Channeling of intermediates in the CDP-choline pathway of phosphatidylcholine biosynthesis in cultured glioma cells is dependent on intracellular Ca2+.

The major route of phosphatidylcholine (Ptd-choline) biosynthesis in mammalian cells is the CDP-choline pathway which involves stepwise conversion of choline to phosphocholine (P-choline), cytidine diphosphate choline (CDP-choline), and Ptd-choline. Our previous studies with electropermeabilized (EP) rat glioma (C6) cells have indicated that the intermediates of this pathway are not freely diffusible in the cell but are channeled toward synthesis of Ptd-choline (George, T.P., Morash, S.C., Cook, H.W., Byers, D.M., Palmer, F. B. St.C., and Spence, M.W. (1989) Biochim. Biophys. Acta 1004, 283-291). In this study, Ca(2+)-[ethylene-bis(oxyethylenenitrilo)]tetraacetic acid buffers were used to investigate the role of intracellular free Ca2+ levels in functional organization of this pathway in EP glioma cells. In EP cells reduction of free Ca2+ in the medium from 1.8 mM to less than 200 nM resulted in 2-3-fold stimulation of exogenous [3H]choline and [14C]P-choline incorporation into Ptd-choline whereas incorporation of exogenous CDP-[14C]choline was augmented 100-fold; there was no uptake or incorporation of labeled P-choline or CDP-choline in intact cells.
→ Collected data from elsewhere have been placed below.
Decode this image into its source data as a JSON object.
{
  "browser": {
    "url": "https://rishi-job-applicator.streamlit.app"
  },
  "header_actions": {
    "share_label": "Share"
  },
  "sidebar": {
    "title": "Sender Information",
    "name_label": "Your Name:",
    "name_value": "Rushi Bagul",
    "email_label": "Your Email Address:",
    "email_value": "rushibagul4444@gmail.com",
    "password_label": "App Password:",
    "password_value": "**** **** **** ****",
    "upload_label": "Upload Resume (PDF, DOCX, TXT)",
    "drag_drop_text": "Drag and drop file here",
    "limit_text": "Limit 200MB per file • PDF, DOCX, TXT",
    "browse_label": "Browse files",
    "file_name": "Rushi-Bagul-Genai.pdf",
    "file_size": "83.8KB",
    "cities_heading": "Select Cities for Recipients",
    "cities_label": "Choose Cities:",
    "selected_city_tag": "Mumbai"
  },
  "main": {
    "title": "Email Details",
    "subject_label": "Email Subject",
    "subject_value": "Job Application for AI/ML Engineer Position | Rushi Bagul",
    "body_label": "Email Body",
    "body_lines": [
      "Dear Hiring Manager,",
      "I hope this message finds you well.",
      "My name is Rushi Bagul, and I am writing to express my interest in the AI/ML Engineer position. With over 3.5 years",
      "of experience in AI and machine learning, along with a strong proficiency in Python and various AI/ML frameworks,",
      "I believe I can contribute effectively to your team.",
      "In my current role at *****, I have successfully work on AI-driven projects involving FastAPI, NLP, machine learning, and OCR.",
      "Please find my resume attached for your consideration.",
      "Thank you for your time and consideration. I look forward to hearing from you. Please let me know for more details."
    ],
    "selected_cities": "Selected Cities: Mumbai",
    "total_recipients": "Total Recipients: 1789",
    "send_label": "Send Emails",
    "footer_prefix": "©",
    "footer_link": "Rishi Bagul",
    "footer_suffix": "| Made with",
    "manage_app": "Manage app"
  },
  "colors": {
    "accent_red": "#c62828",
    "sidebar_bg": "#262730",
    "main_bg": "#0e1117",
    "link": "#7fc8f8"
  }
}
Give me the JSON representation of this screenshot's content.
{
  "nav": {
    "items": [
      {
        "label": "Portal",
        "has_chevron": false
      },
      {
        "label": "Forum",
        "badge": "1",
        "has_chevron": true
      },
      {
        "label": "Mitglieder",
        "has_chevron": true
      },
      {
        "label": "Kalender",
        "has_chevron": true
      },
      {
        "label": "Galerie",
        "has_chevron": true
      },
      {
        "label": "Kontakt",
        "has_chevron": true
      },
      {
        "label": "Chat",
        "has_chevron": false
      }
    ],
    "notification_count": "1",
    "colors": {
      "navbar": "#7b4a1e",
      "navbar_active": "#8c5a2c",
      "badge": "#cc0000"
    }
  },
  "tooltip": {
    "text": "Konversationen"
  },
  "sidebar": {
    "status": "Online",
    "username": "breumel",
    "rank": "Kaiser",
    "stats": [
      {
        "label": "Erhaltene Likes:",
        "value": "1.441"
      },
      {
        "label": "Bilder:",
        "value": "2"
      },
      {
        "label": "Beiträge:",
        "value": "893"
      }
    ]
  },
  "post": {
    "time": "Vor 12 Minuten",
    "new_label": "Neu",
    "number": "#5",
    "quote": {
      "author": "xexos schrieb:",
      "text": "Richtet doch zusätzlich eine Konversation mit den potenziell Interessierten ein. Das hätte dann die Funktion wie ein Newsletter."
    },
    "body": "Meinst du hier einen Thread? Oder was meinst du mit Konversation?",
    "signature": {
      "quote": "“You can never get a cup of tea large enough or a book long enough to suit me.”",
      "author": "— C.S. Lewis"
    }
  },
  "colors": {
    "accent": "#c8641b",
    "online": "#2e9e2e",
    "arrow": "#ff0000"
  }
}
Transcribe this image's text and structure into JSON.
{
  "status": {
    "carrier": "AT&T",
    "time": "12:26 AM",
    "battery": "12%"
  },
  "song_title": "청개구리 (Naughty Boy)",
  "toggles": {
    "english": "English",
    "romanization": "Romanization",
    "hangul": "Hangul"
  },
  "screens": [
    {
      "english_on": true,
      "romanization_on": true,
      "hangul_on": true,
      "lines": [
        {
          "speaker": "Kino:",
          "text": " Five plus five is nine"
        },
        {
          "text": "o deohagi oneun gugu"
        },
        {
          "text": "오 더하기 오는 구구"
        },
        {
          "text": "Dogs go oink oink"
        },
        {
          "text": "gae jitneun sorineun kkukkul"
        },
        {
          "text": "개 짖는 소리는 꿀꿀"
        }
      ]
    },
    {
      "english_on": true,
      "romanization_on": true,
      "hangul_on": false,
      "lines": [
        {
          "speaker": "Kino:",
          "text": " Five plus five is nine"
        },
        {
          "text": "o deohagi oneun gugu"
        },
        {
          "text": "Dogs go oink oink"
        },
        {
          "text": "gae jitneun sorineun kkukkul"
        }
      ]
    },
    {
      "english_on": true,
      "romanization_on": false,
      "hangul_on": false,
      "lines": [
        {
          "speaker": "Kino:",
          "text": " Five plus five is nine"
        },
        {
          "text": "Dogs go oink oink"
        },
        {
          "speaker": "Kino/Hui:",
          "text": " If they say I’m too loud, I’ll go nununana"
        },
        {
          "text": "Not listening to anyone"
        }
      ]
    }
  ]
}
In EP cells incubated at 1.8 mM Ca2+ the water-soluble products of choline metabolism (choline, P-choline, CDP-choline, and glycerophosphocholine) were retained at 37 degrees C; in contrast, in the presence of 100 nM Ca2+ there was uniform leakage of these metabolites. Experiments with hemicholinium-3, an inhibitor of choline transport, and EP cells at 100 nM Ca2+ show that linkage of choline transport and Ptd-choline biosynthesis is also dependent on Ca2+. These results suggest that channeling of intermediates in the CDP-choline pathway of Ptd-choline biosynthesis in glioma cells is mediated by intracellular Ca2+ levels that may coordinately regulate the steps involved in conversion of choline to Ptd-choline.